The government’s plan to move teacher training recruitment from universities and into the hands of schools is stalling. John Howson has tracked the numbers of applicants and recruits throughout the year. This blog synthesizes his findings showing how things were going awry right from the start.
“With so many applications to choose from you might expect School Direct to have filled all its places by now, just as Teach First has already closed its door to applicants for this year. But, you would be wrong, if data from the DfE web site is correct. Over the Easter weekend only between 7% and 45% of the salaried places were filled”
5. How can you know if a headteacher is lying?

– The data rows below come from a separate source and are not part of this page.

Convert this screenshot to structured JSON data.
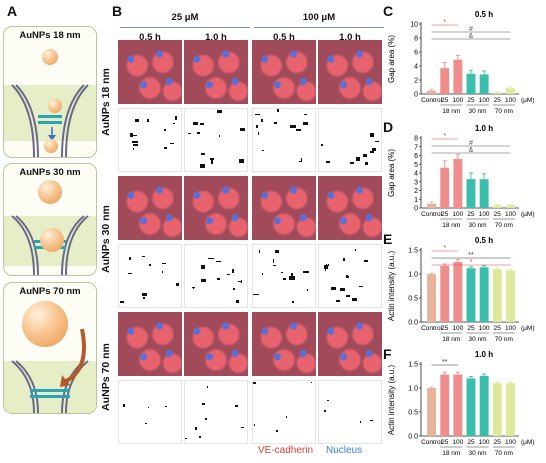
{
  "labels": {
    "A": "A",
    "B": "B",
    "C": "C",
    "D": "D",
    "E": "E",
    "F": "F"
  },
  "panelA": {
    "box1_title": "AuNPs 18 nm",
    "box2_title": "AuNPs 30 nm",
    "box3_title": "AuNPs 70 nm"
  },
  "panelB": {
    "conc1": "25 μM",
    "conc2": "100 μM",
    "times": [
      "0.5 h",
      "1.0 h",
      "0.5 h",
      "1.0 h"
    ],
    "rows": [
      "AuNPs 18 nm",
      "AuNPs 30 nm",
      "AuNPs 70 nm"
    ],
    "legend_red": "VE-cadherin",
    "legend_blue": "Nucleus",
    "colors": {
      "red": "#e23b3b",
      "blue": "#3b7fc9"
    }
  },
  "chart_data": [
    {
      "panel": "C",
      "type": "bar",
      "title": "0.5 h",
      "ylabel": "Gap area (%)",
      "ylim": [
        0,
        10
      ],
      "yticks": [
        0,
        2,
        4,
        6,
        8,
        10
      ],
      "categories": [
        "Control",
        "25",
        "100",
        "25",
        "100",
        "25",
        "100"
      ],
      "groups": [
        {
          "label": "18 nm",
          "from": 1,
          "to": 2
        },
        {
          "label": "30 nm",
          "from": 3,
          "to": 4
        },
        {
          "label": "70 nm",
          "from": 5,
          "to": 6
        }
      ],
      "unit": "(μM)",
      "values": [
        0.5,
        3.7,
        4.9,
        2.9,
        2.8,
        0.2,
        0.8
      ],
      "errors": [
        0.2,
        0.8,
        0.6,
        0.5,
        0.5,
        0.1,
        0.2
      ],
      "significance": [
        "*",
        "#",
        "&"
      ]
    },
    {
      "panel": "D",
      "type": "bar",
      "title": "1.0 h",
      "ylabel": "Gap area (%)",
      "ylim": [
        0,
        8
      ],
      "yticks": [
        0,
        1,
        2,
        3,
        4,
        5,
        6,
        7,
        8
      ],
      "categories": [
        "Control",
        "25",
        "100",
        "25",
        "100",
        "25",
        "100"
      ],
      "groups": [
        {
          "label": "18 nm",
          "from": 1,
          "to": 2
        },
        {
          "label": "30 nm",
          "from": 3,
          "to": 4
        },
        {
          "label": "70 nm",
          "from": 5,
          "to": 6
        }
      ],
      "unit": "(μM)",
      "values": [
        0.5,
        4.6,
        5.6,
        3.3,
        3.3,
        0.3,
        0.3
      ],
      "errors": [
        0.2,
        0.8,
        0.5,
        0.7,
        0.6,
        0.1,
        0.1
      ],
      "significance": [
        "*",
        "#",
        "&"
      ]
    },
    {
      "panel": "E",
      "type": "bar",
      "title": "0.5 h",
      "ylabel": "Actin intensity (a.u.)",
      "ylim": [
        0,
        1.5
      ],
      "yticks": [
        0.0,
        0.5,
        1.0,
        1.5
      ],
      "categories": [
        "Control",
        "25",
        "100",
        "25",
        "100",
        "25",
        "100"
      ],
      "groups": [
        {
          "label": "18 nm",
          "from": 1,
          "to": 2
        },
        {
          "label": "30 nm",
          "from": 3,
          "to": 4
        },
        {
          "label": "70 nm",
          "from": 5,
          "to": 6
        }
      ],
      "unit": "(μM)",
      "values": [
        1.0,
        1.17,
        1.25,
        1.12,
        1.14,
        1.1,
        1.07
      ],
      "errors": [
        0.02,
        0.04,
        0.05,
        0.03,
        0.03,
        0.03,
        0.03
      ],
      "significance": [
        "*",
        "**",
        "*"
      ]
    },
    {
      "panel": "F",
      "type": "bar",
      "title": "1.0 h",
      "ylabel": "Actin intensity (a.u.)",
      "ylim": [
        0,
        1.5
      ],
      "yticks": [
        0.0,
        0.5,
        1.0,
        1.5
      ],
      "categories": [
        "Control",
        "25",
        "100",
        "25",
        "100",
        "25",
        "100"
      ],
      "groups": [
        {
          "label": "18 nm",
          "from": 1,
          "to": 2
        },
        {
          "label": "30 nm",
          "from": 3,
          "to": 4
        },
        {
          "label": "70 nm",
          "from": 5,
          "to": 6
        }
      ],
      "unit": "(μM)",
      "values": [
        1.0,
        1.28,
        1.28,
        1.2,
        1.25,
        1.1,
        1.1
      ],
      "errors": [
        0.02,
        0.05,
        0.05,
        0.04,
        0.04,
        0.03,
        0.03
      ],
      "significance": [
        "**"
      ]
    }
  ],
  "bar_colors": [
    "#e8b39b",
    "#f08e8e",
    "#f08e8e",
    "#3bbfad",
    "#3bbfad",
    "#dde89a",
    "#dde89a"
  ],
  "sig_colors": {
    "*": "#e23b3b",
    "#": "#555555",
    "&": "#555555",
    "**": "#333333"
  }
}
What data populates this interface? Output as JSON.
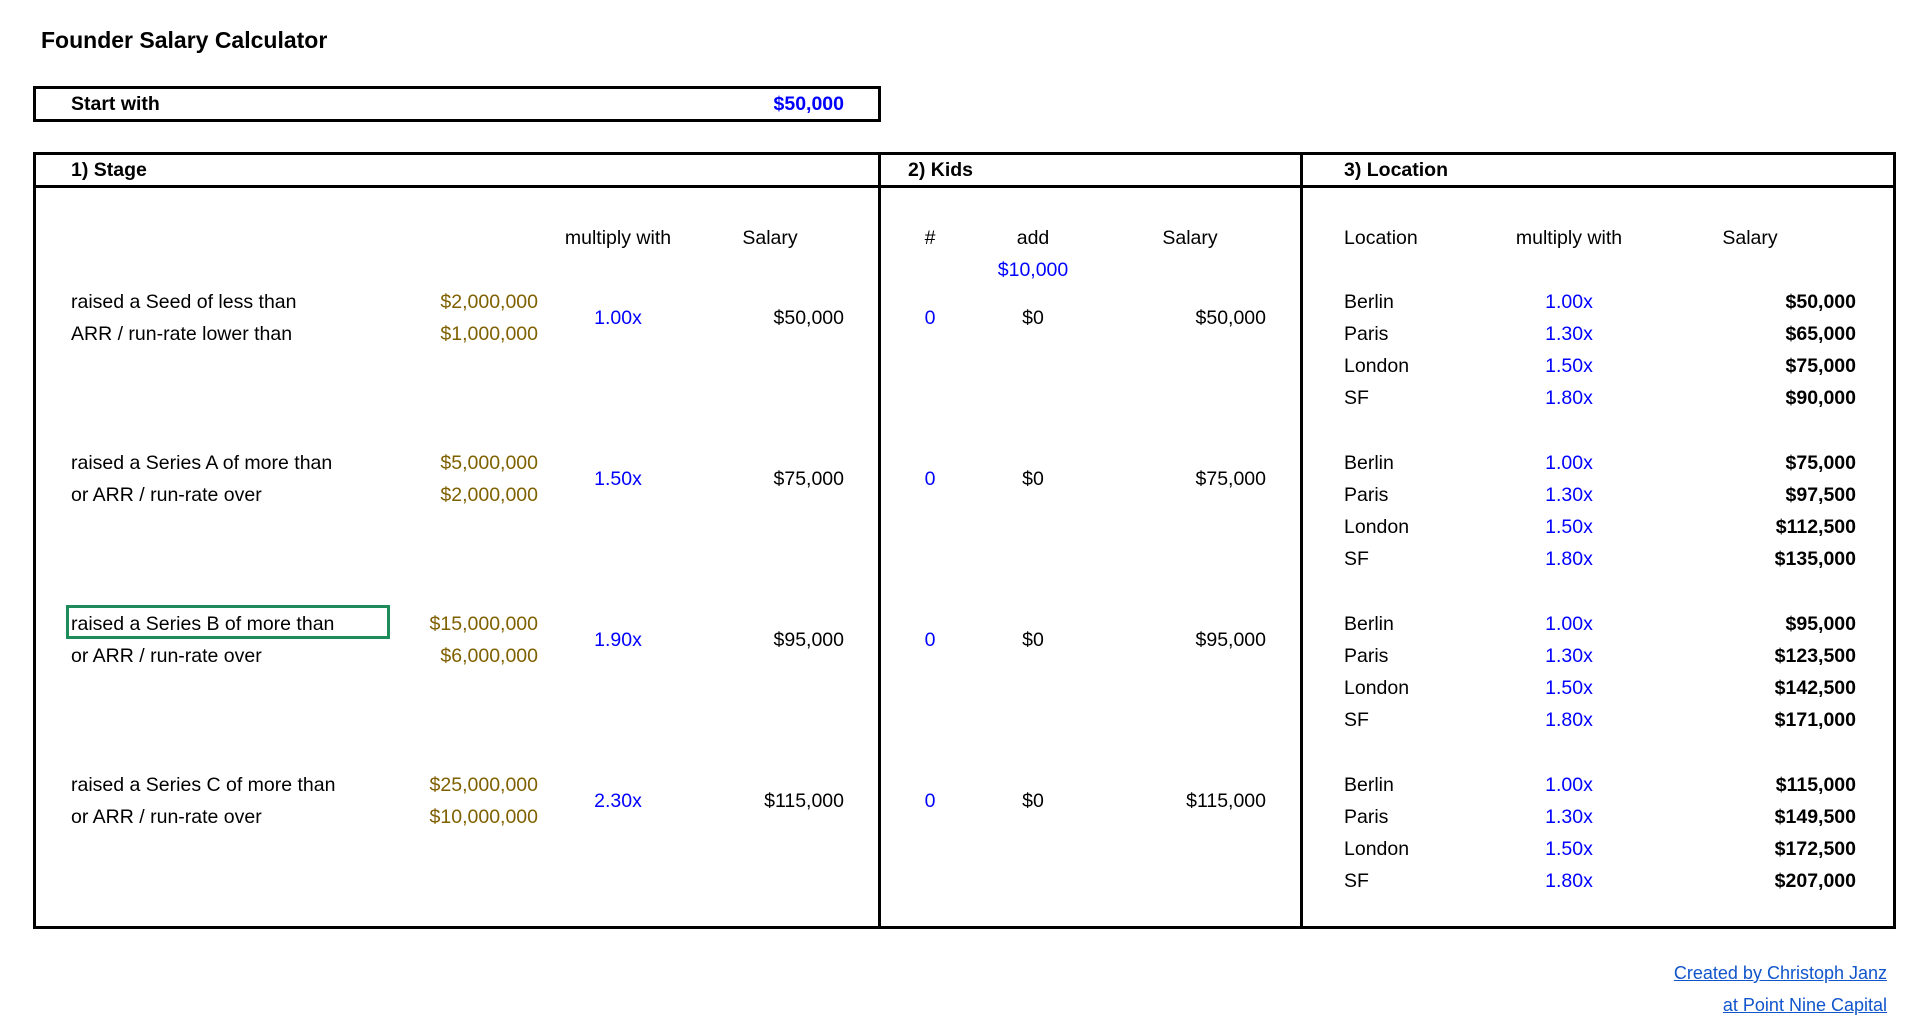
{
  "title": "Founder Salary Calculator",
  "start": {
    "label": "Start with",
    "value": "$50,000"
  },
  "sections": {
    "stage": "1) Stage",
    "kids": "2) Kids",
    "location": "3) Location"
  },
  "headers": {
    "stage_multiply": "multiply with",
    "stage_salary": "Salary",
    "kids_count": "#",
    "kids_add": "add",
    "kids_add_amount": "$10,000",
    "kids_salary": "Salary",
    "location": "Location",
    "location_multiply": "multiply with",
    "location_salary": "Salary"
  },
  "stages": [
    {
      "line1": "raised a Seed of less than",
      "amount1": "$2,000,000",
      "line2": "ARR / run-rate lower than",
      "amount2": "$1,000,000",
      "multiplier": "1.00x",
      "salary": "$50,000",
      "kids": "0",
      "kids_add": "$0",
      "kids_salary": "$50,000",
      "locations": [
        {
          "city": "Berlin",
          "mult": "1.00x",
          "salary": "$50,000"
        },
        {
          "city": "Paris",
          "mult": "1.30x",
          "salary": "$65,000"
        },
        {
          "city": "London",
          "mult": "1.50x",
          "salary": "$75,000"
        },
        {
          "city": "SF",
          "mult": "1.80x",
          "salary": "$90,000"
        }
      ]
    },
    {
      "line1": "raised a Series A of more than",
      "amount1": "$5,000,000",
      "line2": "or ARR / run-rate over",
      "amount2": "$2,000,000",
      "multiplier": "1.50x",
      "salary": "$75,000",
      "kids": "0",
      "kids_add": "$0",
      "kids_salary": "$75,000",
      "locations": [
        {
          "city": "Berlin",
          "mult": "1.00x",
          "salary": "$75,000"
        },
        {
          "city": "Paris",
          "mult": "1.30x",
          "salary": "$97,500"
        },
        {
          "city": "London",
          "mult": "1.50x",
          "salary": "$112,500"
        },
        {
          "city": "SF",
          "mult": "1.80x",
          "salary": "$135,000"
        }
      ]
    },
    {
      "line1": "raised a Series B of more than",
      "amount1": "$15,000,000",
      "line2": "or ARR / run-rate over",
      "amount2": "$6,000,000",
      "multiplier": "1.90x",
      "salary": "$95,000",
      "kids": "0",
      "kids_add": "$0",
      "kids_salary": "$95,000",
      "locations": [
        {
          "city": "Berlin",
          "mult": "1.00x",
          "salary": "$95,000"
        },
        {
          "city": "Paris",
          "mult": "1.30x",
          "salary": "$123,500"
        },
        {
          "city": "London",
          "mult": "1.50x",
          "salary": "$142,500"
        },
        {
          "city": "SF",
          "mult": "1.80x",
          "salary": "$171,000"
        }
      ]
    },
    {
      "line1": "raised a Series C of more than",
      "amount1": "$25,000,000",
      "line2": "or ARR / run-rate over",
      "amount2": "$10,000,000",
      "multiplier": "2.30x",
      "salary": "$115,000",
      "kids": "0",
      "kids_add": "$0",
      "kids_salary": "$115,000",
      "locations": [
        {
          "city": "Berlin",
          "mult": "1.00x",
          "salary": "$115,000"
        },
        {
          "city": "Paris",
          "mult": "1.30x",
          "salary": "$149,500"
        },
        {
          "city": "London",
          "mult": "1.50x",
          "salary": "$172,500"
        },
        {
          "city": "SF",
          "mult": "1.80x",
          "salary": "$207,000"
        }
      ]
    }
  ],
  "selected_cell": "Series B label cell",
  "footer": {
    "line1": "Created by Christoph Janz",
    "line2": "at Point Nine Capital"
  },
  "colors": {
    "input_blue": "#0000ff",
    "threshold_gold": "#7f6000",
    "selection_green": "#1e8c5a",
    "link_blue": "#1155cc"
  }
}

Governors are the ‘overseers’ of schools. By monitoring heads and checking progress they are supposed to keep watch and flag for help when necessary. Problem is: how do you know if the information being fed to you by the headteacher is the truth? Jan Rush’s thought-provoking piece asks if you’d have foreseen problems in the information one headteacher presented….
“The data to back this up is presented, collective sigh of relief that this year looks OK and we haven’t failed them. And then of course the results come out.”
When presenting evidence it is possible for some people to agree with it while others do not. Question is: how do you convince the non-believers to give up their (often tightly-held) view and start believing in what you say? David Weston’s detailed blog explains how such persuasion is not just about presenting cold hard fact. Emotions are important too. People need opportunities to about-turn with dignity and on the basis of trusted relationships. His step-by-step ideas are gold for anyone getting frustrated with current policy debates.
“To those who are used to arguing very intellectually and claim to be basing their decision on logic then this may all seem very shallow. However, without an understanding of the cognitive processes that mitigate against successful adoption of ideas then you might as well be shouting in an empty room”
America’s traditional summer camps have this year been extended to include a camp for gender non-conforming boys. This Slate article includes a series of photos and explains the aim of the camp. Sadly, the article doesn’t question the representation of femininity being used at the camp (from the photos, ‘girl’ seems to equal ‘frilly dresses & make-up’) but the articles drawbacks are partly what makes it so interesting.
“The camp, “You Are You” …is for “Parents who don’t have a gender-confirming 3-year-old who wants to wear high heels and prefers to go down the pink aisle in K-Mart and not that nasty dark boys’ aisle,” Morris said with a laugh.”
And Now For Something Completely Different….
Each month I will select one article that’s not about education but which highlights an issue in a thought-provoking way. This one was particularly high on my radar as it asks a question I’ve never even thought of yet, when you think about it, is actually quite important:
8. Why Do Bond Villains Need Facial Scars? – Written by rights campaigner Victoria Wright, this pithy piece rightly questions the notion that facial scars equal evil. After all – who kills people with their skin?!
And that’s it until next month. Enjoy.